IGNACIO CAMACHO-ABC

El poder siempre tiene un precio. Pero al transigir con el lazo, Sánchez no lo pagó con su orgullo, sino con el nuestro

Amuchos españoles les ha dolido o avergonzado que Pedro Sánchez recibiese a Torra sin darle trascendencia al lazo amarillo que lucía en su chaqueta. Un gesto provocador que en el lenguaje simbólico del separatismo significa que éste es un país con presos de conciencia en el que se reprime a la gente por expresar sus ideas, y que el golpe contra la Constitución del pasado octubre fue un ejercicio legítimo de soberanía propio de una sociedad abierta y moderna. Esa insignia insulta al poder judicial, a las instituciones democráticas y al conjunto del Estado al que el jefe del Gobierno representa, y por un mínimo de respeto a todo eso, su portador estaba obligado a dejarla en la puerta. Pero sobre todo era su anfitrión el que debió plantearle que la entrevista no se podía celebrar mientras el visitante no se quitase de la solapa el dichoso emblema, porque en ese momento Sánchez no ejercía en nombre propio ni de su partido, sino de España entera. Y existen en ella muchos ciudadanos, probablemente una amplia mayoría, que consideran ese lazo una ofensa.

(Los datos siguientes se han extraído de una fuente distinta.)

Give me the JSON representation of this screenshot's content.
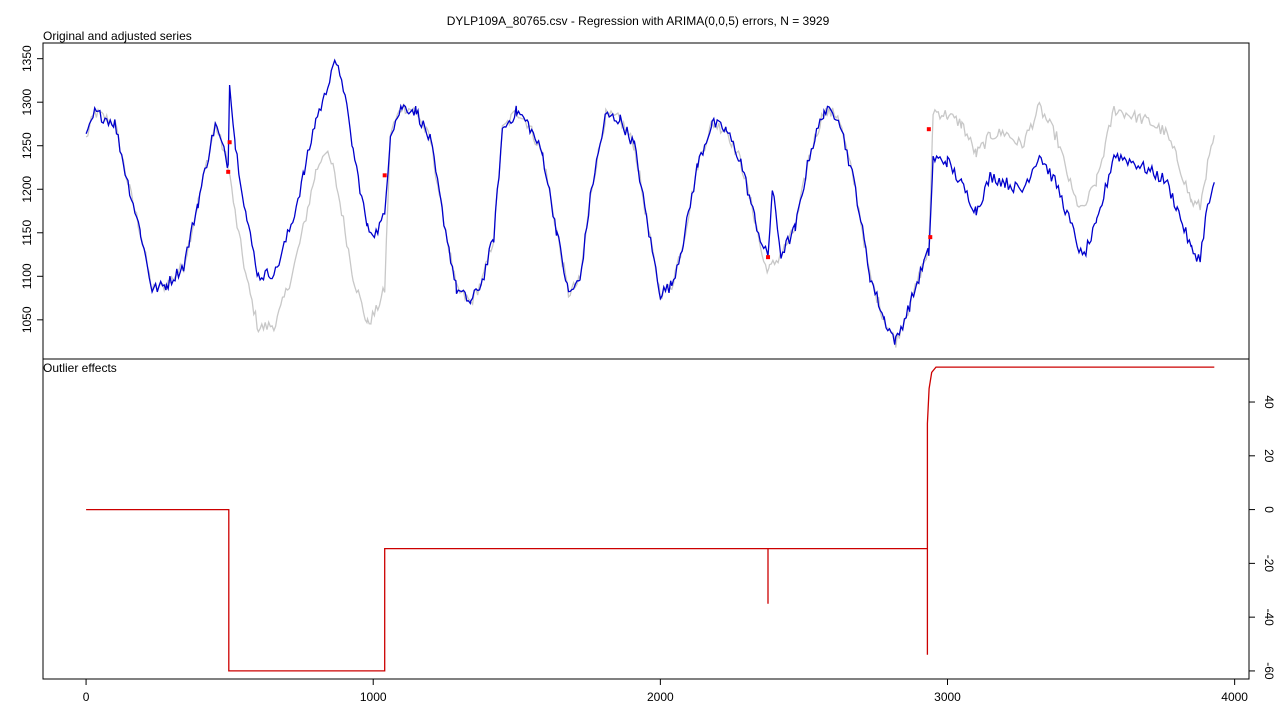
{
  "chart_data": [
    {
      "type": "line",
      "title": "DYLP109A_80765.csv - Regression with ARIMA(0,0,5) errors, N = 3929",
      "panel_label": "Original and adjusted series",
      "xlim": [
        -150,
        4050
      ],
      "ylim": [
        1005,
        1368
      ],
      "xticks": [
        0,
        1000,
        2000,
        3000,
        4000
      ],
      "yticks": [
        1050,
        1100,
        1150,
        1200,
        1250,
        1300,
        1350
      ],
      "colors": {
        "original": "#c8c8c8",
        "adjusted": "#0000cc",
        "outlier_marker": "#ff0000"
      },
      "series": [
        {
          "role": "original",
          "x": [
            0,
            30,
            60,
            100,
            140,
            190,
            230,
            280,
            340,
            390,
            450,
            495,
            520,
            560,
            600,
            660,
            720,
            760,
            800,
            830,
            860,
            890,
            930,
            980,
            1010,
            1040,
            1060,
            1100,
            1150,
            1200,
            1240,
            1290,
            1340,
            1380,
            1420,
            1450,
            1500,
            1540,
            1590,
            1640,
            1680,
            1720,
            1760,
            1810,
            1860,
            1910,
            1960,
            2000,
            2040,
            2080,
            2130,
            2180,
            2230,
            2280,
            2330,
            2360,
            2380,
            2420,
            2470,
            2520,
            2570,
            2620,
            2680,
            2730,
            2780,
            2820,
            2870,
            2920,
            2935,
            2950,
            3000,
            3050,
            3100,
            3150,
            3200,
            3260,
            3320,
            3380,
            3440,
            3470,
            3520,
            3580,
            3640,
            3700,
            3760,
            3800,
            3850,
            3880,
            3900,
            3929
          ],
          "y": [
            1258,
            1288,
            1283,
            1276,
            1215,
            1150,
            1085,
            1090,
            1112,
            1185,
            1275,
            1228,
            1170,
            1095,
            1040,
            1045,
            1105,
            1160,
            1220,
            1245,
            1225,
            1175,
            1100,
            1045,
            1060,
            1085,
            1265,
            1295,
            1290,
            1255,
            1175,
            1085,
            1070,
            1095,
            1145,
            1268,
            1290,
            1275,
            1240,
            1150,
            1080,
            1095,
            1200,
            1285,
            1280,
            1250,
            1150,
            1080,
            1090,
            1140,
            1228,
            1276,
            1268,
            1232,
            1165,
            1115,
            1108,
            1125,
            1155,
            1240,
            1290,
            1285,
            1200,
            1100,
            1050,
            1025,
            1068,
            1118,
            1128,
            1290,
            1285,
            1275,
            1240,
            1262,
            1265,
            1250,
            1294,
            1260,
            1192,
            1175,
            1210,
            1292,
            1285,
            1278,
            1265,
            1235,
            1185,
            1180,
            1218,
            1262
          ]
        },
        {
          "role": "adjusted",
          "x": [
            0,
            30,
            60,
            100,
            140,
            190,
            230,
            280,
            340,
            390,
            450,
            495,
            500,
            520,
            560,
            600,
            660,
            720,
            760,
            800,
            830,
            860,
            890,
            930,
            980,
            1010,
            1040,
            1060,
            1100,
            1150,
            1200,
            1240,
            1290,
            1340,
            1380,
            1420,
            1450,
            1500,
            1540,
            1590,
            1640,
            1680,
            1720,
            1760,
            1810,
            1860,
            1910,
            1960,
            2000,
            2040,
            2080,
            2130,
            2180,
            2230,
            2280,
            2330,
            2360,
            2375,
            2390,
            2420,
            2470,
            2520,
            2570,
            2620,
            2680,
            2730,
            2780,
            2820,
            2870,
            2920,
            2935,
            2950,
            3000,
            3050,
            3100,
            3150,
            3200,
            3260,
            3320,
            3380,
            3440,
            3470,
            3520,
            3580,
            3640,
            3700,
            3760,
            3800,
            3850,
            3880,
            3900,
            3929
          ],
          "y": [
            1258,
            1288,
            1283,
            1276,
            1215,
            1150,
            1085,
            1090,
            1112,
            1185,
            1275,
            1228,
            1325,
            1250,
            1165,
            1100,
            1105,
            1165,
            1220,
            1280,
            1305,
            1345,
            1330,
            1245,
            1155,
            1150,
            1170,
            1265,
            1295,
            1290,
            1255,
            1175,
            1085,
            1070,
            1095,
            1145,
            1268,
            1290,
            1275,
            1240,
            1150,
            1080,
            1095,
            1200,
            1285,
            1280,
            1250,
            1150,
            1080,
            1090,
            1140,
            1228,
            1276,
            1268,
            1232,
            1165,
            1130,
            1125,
            1200,
            1125,
            1155,
            1240,
            1290,
            1285,
            1200,
            1100,
            1050,
            1025,
            1068,
            1118,
            1128,
            1235,
            1232,
            1205,
            1175,
            1215,
            1208,
            1198,
            1240,
            1205,
            1150,
            1120,
            1160,
            1240,
            1232,
            1222,
            1210,
            1178,
            1130,
            1120,
            1170,
            1208
          ]
        }
      ],
      "outlier_markers": [
        {
          "x": 495,
          "y": 1220
        },
        {
          "x": 500,
          "y": 1254
        },
        {
          "x": 1040,
          "y": 1216
        },
        {
          "x": 2375,
          "y": 1122
        },
        {
          "x": 2935,
          "y": 1269
        },
        {
          "x": 2940,
          "y": 1145
        }
      ]
    },
    {
      "type": "line",
      "panel_label": "Outlier effects",
      "xlim": [
        -150,
        4050
      ],
      "ylim": [
        -63,
        56
      ],
      "yticks": [
        -60,
        -40,
        -20,
        0,
        20,
        40
      ],
      "color": "#cc0000",
      "series": [
        {
          "role": "effect",
          "x": [
            0,
            497,
            497,
            1040,
            1040,
            2375,
            2375,
            2375,
            2375,
            2930,
            2930,
            2930,
            2930,
            2936,
            2945,
            2960,
            3929
          ],
          "y": [
            0,
            0,
            -60,
            -60,
            -14.5,
            -14.5,
            -35,
            -14.5,
            -14.5,
            -14.5,
            -54,
            -14.5,
            32,
            45,
            51,
            53,
            53
          ]
        }
      ]
    }
  ]
}
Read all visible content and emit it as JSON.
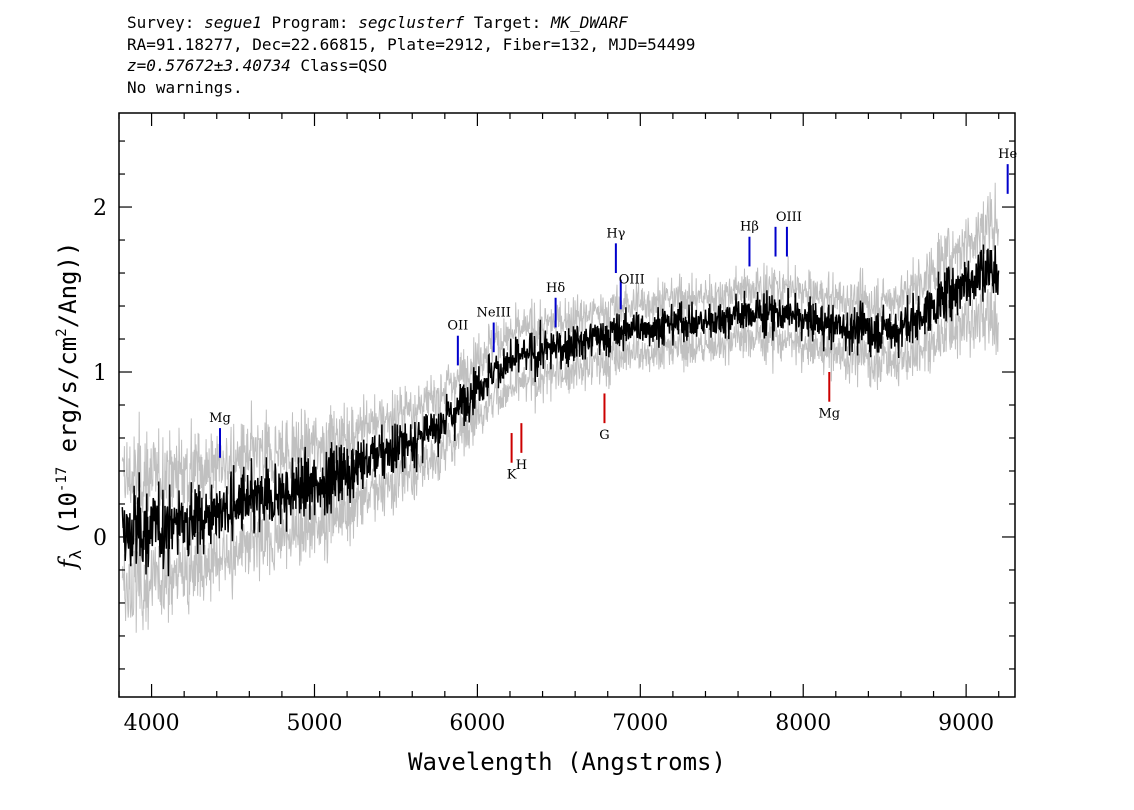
{
  "header": {
    "survey_label": "Survey: ",
    "survey": "segue1",
    "program_label": " Program: ",
    "program": "segclusterf",
    "target_label": " Target: ",
    "target": "MK_DWARF",
    "line2": "RA=91.18277, Dec=22.66815, Plate=2912, Fiber=132, MJD=54499",
    "redshift": "z=0.57672±3.40734",
    "class_text": " Class=QSO",
    "warnings": "No warnings."
  },
  "chart_data": {
    "type": "line",
    "xlabel": "Wavelength (Angstroms)",
    "ylabel": "f_λ (10^-17 erg/s/cm^2/Ang)",
    "xlim": [
      3800,
      9300
    ],
    "ylim": [
      -0.97,
      2.57
    ],
    "x_ticks": [
      4000,
      5000,
      6000,
      7000,
      8000,
      9000
    ],
    "y_ticks": [
      0,
      1,
      2
    ],
    "x_minor_step": 200,
    "y_minor_step": 0.2,
    "series": [
      {
        "role": "flux",
        "color": "#000000",
        "x": [
          3820,
          3900,
          4000,
          4100,
          4200,
          4300,
          4400,
          4500,
          4600,
          4700,
          4800,
          4900,
          5000,
          5100,
          5200,
          5300,
          5400,
          5500,
          5600,
          5700,
          5800,
          5900,
          6000,
          6100,
          6200,
          6300,
          6400,
          6500,
          6600,
          6700,
          6800,
          6900,
          7000,
          7100,
          7200,
          7300,
          7400,
          7500,
          7600,
          7700,
          7800,
          7900,
          8000,
          8100,
          8200,
          8300,
          8400,
          8500,
          8600,
          8700,
          8800,
          8900,
          9000,
          9100,
          9200
        ],
        "y": [
          0.0,
          0.03,
          0.05,
          0.08,
          0.1,
          0.13,
          0.15,
          0.17,
          0.2,
          0.22,
          0.25,
          0.29,
          0.32,
          0.36,
          0.4,
          0.45,
          0.5,
          0.54,
          0.58,
          0.63,
          0.7,
          0.8,
          0.92,
          1.0,
          1.06,
          1.1,
          1.12,
          1.15,
          1.18,
          1.2,
          1.22,
          1.25,
          1.27,
          1.28,
          1.3,
          1.3,
          1.3,
          1.32,
          1.35,
          1.35,
          1.35,
          1.36,
          1.32,
          1.3,
          1.28,
          1.27,
          1.25,
          1.25,
          1.27,
          1.32,
          1.4,
          1.48,
          1.55,
          1.6,
          1.65
        ]
      },
      {
        "role": "error",
        "color": "#c0c0c0",
        "x": [
          3820,
          4000,
          4500,
          5000,
          5500,
          6000,
          6500,
          7000,
          7500,
          8000,
          8500,
          9000,
          9200
        ],
        "y": [
          0.35,
          0.32,
          0.28,
          0.24,
          0.2,
          0.17,
          0.16,
          0.15,
          0.15,
          0.16,
          0.18,
          0.24,
          0.3
        ]
      }
    ],
    "line_markers": [
      {
        "label": "Mg",
        "x": 4420,
        "y0": 0.48,
        "y1": 0.66,
        "color": "#0000cc",
        "label_pos": "above"
      },
      {
        "label": "OII",
        "x": 5880,
        "y0": 1.04,
        "y1": 1.22,
        "color": "#0000cc",
        "label_pos": "above"
      },
      {
        "label": "NeIII",
        "x": 6100,
        "y0": 1.12,
        "y1": 1.3,
        "color": "#0000cc",
        "label_pos": "above"
      },
      {
        "label": "Hδ",
        "x": 6480,
        "y0": 1.27,
        "y1": 1.45,
        "color": "#0000cc",
        "label_pos": "above"
      },
      {
        "label": "Hγ",
        "x": 6850,
        "y0": 1.6,
        "y1": 1.78,
        "color": "#0000cc",
        "label_pos": "above"
      },
      {
        "label": "OIII",
        "x": 6880,
        "y0": 1.38,
        "y1": 1.56,
        "color": "#0000cc",
        "label_pos": "right"
      },
      {
        "label": "Hβ",
        "x": 7670,
        "y0": 1.64,
        "y1": 1.82,
        "color": "#0000cc",
        "label_pos": "above"
      },
      {
        "label": "OIII",
        "x": 7830,
        "y0": 1.7,
        "y1": 1.88,
        "color": "#0000cc",
        "label_pos": "none"
      },
      {
        "label": "OIII",
        "x": 7900,
        "y0": 1.7,
        "y1": 1.88,
        "color": "#0000cc",
        "label_pos": "above-left"
      },
      {
        "label": "He",
        "x": 9255,
        "y0": 2.08,
        "y1": 2.26,
        "color": "#0000cc",
        "label_pos": "above"
      },
      {
        "label": "K",
        "x": 6210,
        "y0": 0.45,
        "y1": 0.63,
        "color": "#cc0000",
        "label_pos": "below"
      },
      {
        "label": "H",
        "x": 6270,
        "y0": 0.51,
        "y1": 0.69,
        "color": "#cc0000",
        "label_pos": "below"
      },
      {
        "label": "G",
        "x": 6780,
        "y0": 0.69,
        "y1": 0.87,
        "color": "#cc0000",
        "label_pos": "below"
      },
      {
        "label": "Mg",
        "x": 8160,
        "y0": 0.82,
        "y1": 1.0,
        "color": "#cc0000",
        "label_pos": "below"
      }
    ]
  }
}
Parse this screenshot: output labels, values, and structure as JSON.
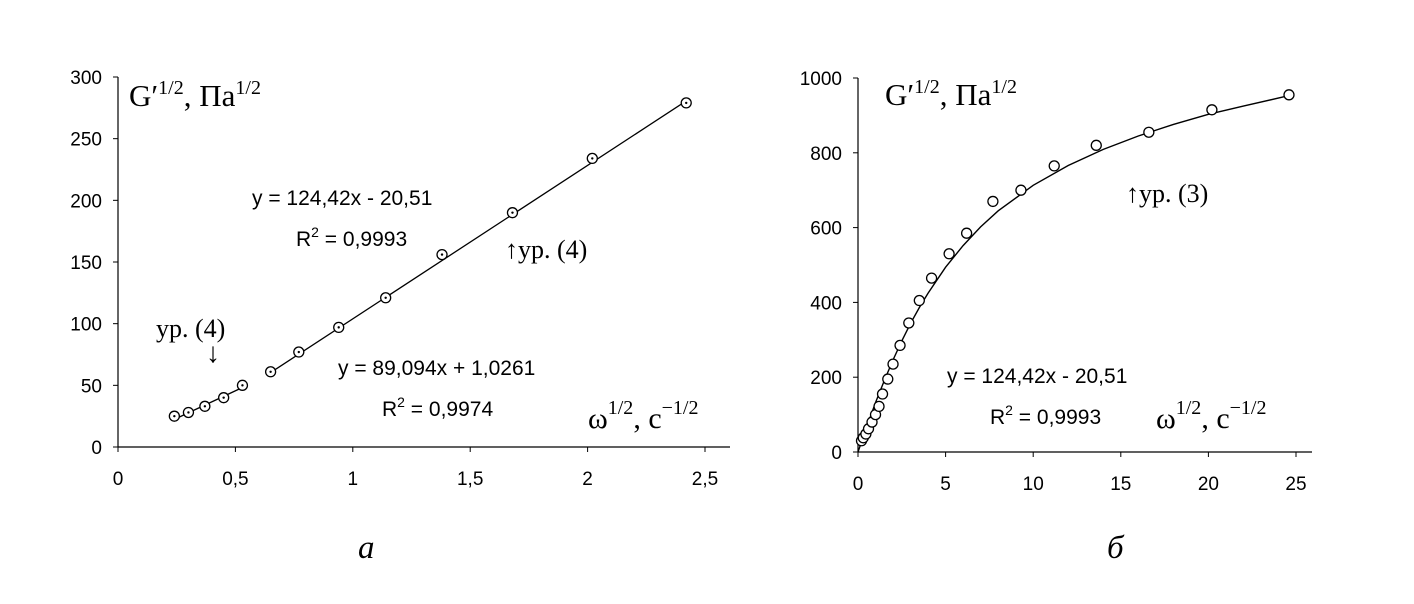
{
  "chart_data": [
    {
      "type": "scatter",
      "panel_label": "а",
      "ylabel": {
        "main": "G",
        "exp": "1/2",
        "sep": ", ",
        "unit": "Па",
        "unit_exp": "1/2"
      },
      "xlabel": {
        "main": "ω",
        "exp": "1/2",
        "sep": ", ",
        "unit": "с",
        "unit_exp": "−1/2"
      },
      "xlim": [
        0,
        2.5
      ],
      "ylim": [
        0,
        300
      ],
      "x_ticks": [
        "0",
        "0,5",
        "1",
        "1,5",
        "2",
        "2,5"
      ],
      "x_tick_values": [
        0,
        0.5,
        1,
        1.5,
        2,
        2.5
      ],
      "y_ticks": [
        "0",
        "50",
        "100",
        "150",
        "200",
        "250",
        "300"
      ],
      "y_tick_values": [
        0,
        50,
        100,
        150,
        200,
        250,
        300
      ],
      "grid": false,
      "series": [
        {
          "marker": "circle-dot",
          "x": [
            0.24,
            0.3,
            0.37,
            0.45,
            0.53,
            0.65,
            0.77,
            0.94,
            1.14,
            1.38,
            1.68,
            2.02,
            2.42
          ],
          "y": [
            25,
            28,
            33,
            40,
            50,
            61,
            77,
            97,
            121,
            156,
            190,
            234,
            279
          ]
        }
      ],
      "fits": [
        {
          "x_range": [
            0.24,
            0.53
          ],
          "slope": 89.094,
          "intercept": 1.0261
        },
        {
          "x_range": [
            0.65,
            2.42
          ],
          "slope": 124.42,
          "intercept": -20.51
        }
      ],
      "annotations": [
        {
          "id": "eq1",
          "text": "y = 124,42x - 20,51"
        },
        {
          "id": "r1",
          "base": "R",
          "exp": "2",
          "rest": " = 0,9993"
        },
        {
          "id": "eq2",
          "text": "y = 89,094x + 1,0261"
        },
        {
          "id": "r2",
          "base": "R",
          "exp": "2",
          "rest": " = 0,9974"
        },
        {
          "id": "urUp",
          "text": "↑ур. (4)"
        },
        {
          "id": "urTop",
          "text": "ур. (4)"
        },
        {
          "id": "downArrow",
          "text": "↓"
        }
      ]
    },
    {
      "type": "scatter",
      "panel_label": "б",
      "ylabel": {
        "main": "G",
        "exp": "1/2",
        "sep": ", ",
        "unit": "Па",
        "unit_exp": "1/2"
      },
      "xlabel": {
        "main": "ω",
        "exp": "1/2",
        "sep": ", ",
        "unit": "с",
        "unit_exp": "−1/2"
      },
      "xlim": [
        0,
        25
      ],
      "ylim": [
        0,
        1000
      ],
      "x_ticks": [
        "0",
        "5",
        "10",
        "15",
        "20",
        "25"
      ],
      "x_tick_values": [
        0,
        5,
        10,
        15,
        20,
        25
      ],
      "y_ticks": [
        "0",
        "200",
        "400",
        "600",
        "800",
        "1000"
      ],
      "y_tick_values": [
        0,
        200,
        400,
        600,
        800,
        1000
      ],
      "grid": false,
      "series": [
        {
          "marker": "circle",
          "x": [
            0.2,
            0.3,
            0.45,
            0.6,
            0.8,
            1.0,
            1.2,
            1.4,
            1.7,
            2.0,
            2.4,
            2.9,
            3.5,
            4.2,
            5.2,
            6.2,
            7.7,
            9.3,
            11.2,
            13.6,
            16.6,
            20.2,
            24.6
          ],
          "y": [
            30,
            38,
            48,
            62,
            80,
            100,
            122,
            155,
            195,
            235,
            285,
            345,
            405,
            465,
            530,
            585,
            670,
            700,
            765,
            820,
            855,
            915,
            955
          ]
        }
      ],
      "model_curve": {
        "x": [
          0,
          0.5,
          1,
          1.5,
          2,
          2.5,
          3,
          3.5,
          4,
          5,
          6,
          7,
          8,
          10,
          12,
          14,
          16,
          18,
          20,
          22,
          24.6
        ],
        "y": [
          0,
          68,
          132,
          191,
          246,
          297,
          344,
          386,
          425,
          494,
          552,
          602,
          645,
          713,
          766,
          809,
          845,
          876,
          903,
          925,
          953
        ]
      },
      "annotations": [
        {
          "id": "eq",
          "text": "y = 124,42x - 20,51"
        },
        {
          "id": "r",
          "base": "R",
          "exp": "2",
          "rest": " = 0,9993"
        },
        {
          "id": "ur",
          "text": "↑ур. (3)"
        }
      ]
    }
  ]
}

Pero el presidente tragó –y nos hizo tragar– el agravio, como se lo había tragado antes el mismo Rey en los Juegos Mediterráneos. Aquella tarde, al menos, Torra estaba «en su casa», dicho en sentido lato, y en todo caso no se trataba de una sede oficial sino de un estadio. En la Moncloa, en cambio, el pin amarillo emitía un mensaje claro: era la primera condición para el diálogo. A partir de que el presidente la aceptó sin remilgos, tiene sólo relativa importancia lo que ambos hablasen en privado. La humillación había sido perpetrada y la democracia española rebajada, con la complacencia de su primer ministro, a la execrable condición de un régimen arbitrario.

En los sistemas de opinión pública son muy relevantes los símbolos. Sánchez no sólo lo sabe sino que los ha incorporado con eficacia a su lenguaje político. Sin embargo fue capaz de permanecer tres horas delante de Torra, con su destelleante reproche bien a la vista, sin darse por aludido; tal vez incluso se justifique a sí mismo pensando que un gobernante tiene la responsabilidad de suavizar conflictos. Porque ésa es –por ahora– su estrategia: marcar diferencias con el marianismo, cabalgar el tigre nacionalista durante todo el tiempo en que pueda mantener el equilibrio. Aun en la convicción de que el tigre, como lo demostró ayer prometiendo seguir con su proyecto de ruptura, acabará por volver a enseñar sus colmillos.

Pero ahora se trata de ganar tiempo. Tiempo de poder, cuya exigente lógica siempre cobra un precio. Sólo que al transigir con el alfiler golpista, al menoscabar la autoestima de la nación con su hiriente encogimiento, el presidente no abonó esa factura con su dignidad ni con su orgullo, sino con los nuestros. Con los de un pueblo que no se merece que sus dirigentes desprecien su razón ni sus sentimientos.